The fear-flashback of my dad subsided. And made way for guilt. I'm trying to keep room for all sides in my mind at the same time, but it is something I struggle with. I'm integrating things. Yes, my parents made bad mistakes when parenting me and hurt me and my son. Yes, they also tried their best and had loving sides. Yes, I also made mistakes. Some a lot worse than my parents. Yes, I also tried my best. And there are also some things I do better. For instance, not shifting the blame to my son, but telling him when I make a mistake. Saying sorry and then trying to work on it. I just really hope we will be okay.

Also, I did a few good things today. I volunteered. I work in a coffee bar and got a few compliments. A regular customer said he likes the way I work, because I have attention to the customers.

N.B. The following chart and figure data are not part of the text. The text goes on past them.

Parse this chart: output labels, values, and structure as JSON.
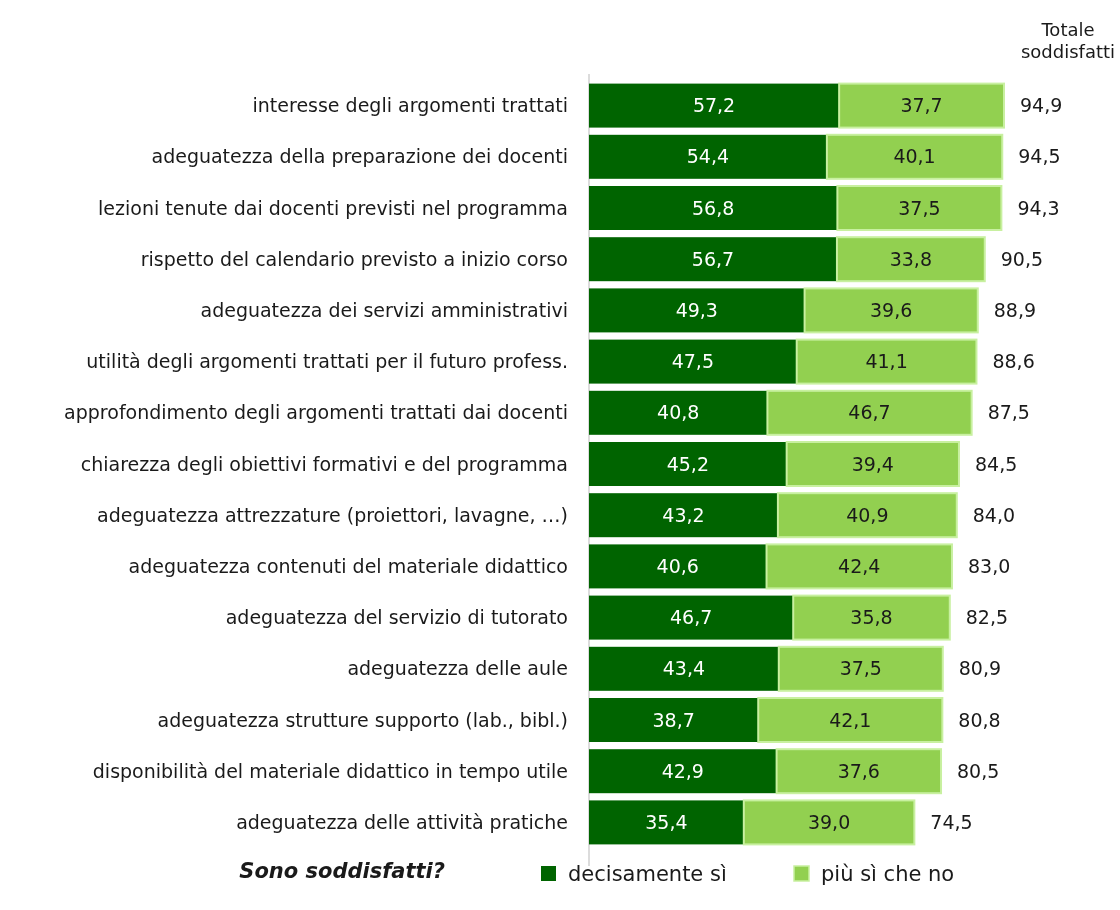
{
  "chart_data": {
    "type": "bar",
    "orientation": "horizontal",
    "stacked": true,
    "legend": "bottom",
    "legend_title": "Sono soddisfatti?",
    "annotations": [
      "Totale soddisfatti"
    ],
    "categories": [
      "interesse degli argomenti trattati",
      "adeguatezza della preparazione dei docenti",
      "lezioni tenute dai docenti previsti nel programma",
      "rispetto del calendario previsto a inizio corso",
      "adeguatezza dei servizi amministrativi",
      "utilità degli argomenti trattati per il futuro profess.",
      "approfondimento degli argomenti trattati dai docenti",
      "chiarezza degli obiettivi formativi e del programma",
      "adeguatezza attrezzature (proiettori, lavagne, …)",
      "adeguatezza contenuti del materiale didattico",
      "adeguatezza del servizio di tutorato",
      "adeguatezza delle aule",
      "adeguatezza strutture supporto (lab., bibl.)",
      "disponibilità del materiale didattico in tempo utile",
      "adeguatezza delle attività pratiche"
    ],
    "series": [
      {
        "name": "decisamente sì",
        "color": "#006400",
        "values": [
          57.2,
          54.4,
          56.8,
          56.7,
          49.3,
          47.5,
          40.8,
          45.2,
          43.2,
          40.6,
          46.7,
          43.4,
          38.7,
          42.9,
          35.4
        ],
        "value_labels": [
          "57,2",
          "54,4",
          "56,8",
          "56,7",
          "49,3",
          "47,5",
          "40,8",
          "45,2",
          "43,2",
          "40,6",
          "46,7",
          "43,4",
          "38,7",
          "42,9",
          "35,4"
        ]
      },
      {
        "name": "più sì che no",
        "color": "#92d050",
        "values": [
          37.7,
          40.1,
          37.5,
          33.8,
          39.6,
          41.1,
          46.7,
          39.4,
          40.9,
          42.4,
          35.8,
          37.5,
          42.1,
          37.6,
          39.0
        ],
        "value_labels": [
          "37,7",
          "40,1",
          "37,5",
          "33,8",
          "39,6",
          "41,1",
          "46,7",
          "39,4",
          "40,9",
          "42,4",
          "35,8",
          "37,5",
          "42,1",
          "37,6",
          "39,0"
        ]
      }
    ],
    "totals": [
      "94,9",
      "94,5",
      "94,3",
      "90,5",
      "88,9",
      "88,6",
      "87,5",
      "84,5",
      "84,0",
      "83,0",
      "82,5",
      "80,9",
      "80,8",
      "80,5",
      "74,5"
    ]
  }
}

Another regular said she was donating money (it's a community project) especially because of me, because she thinks I'm a kind person, who always has a nice word for the people coming there. And a colleague said he was happy with the way I work. I'm not so dependent on external judgements anymore, but it's still nice to hear.

I also am proud of my son. I needed to bribe him with the promise of eating ice cream together, which he loves most of all. (Not really sure if that bribing is stupid or not). But the last few convo's he started to speak up more if he sensed his own need/boundary/feeling. Besides that, also relaxing a bit and just joking, having fun.

Happy the worst fear is over. Now still getting rid of all the guilt.


hhaw

Keep posting, M. This can be a type of journal for you.....
and we can be compassionate listeners who "get it" for you too.

I'm glad you're feeling better and helping others.  That really is helpful, IME.

There might be mental health folks in your area who charge according to a sliding scale. 

Check with different sources.... ask about sliding scale mental health care.   I don't know anything about online healthcare services, but they seem to be very popular and getting more common.  Check them out.  Ask for referals and don't stop asking.



hhaw



What you are speaks so loudly in my ears.... I can't hear a word you're saying.

When someone tells you who they are... believe them.

"That which does not kill us, makes us stronger."
Nietchzsche

"It is better to light a candle than curse the darkness."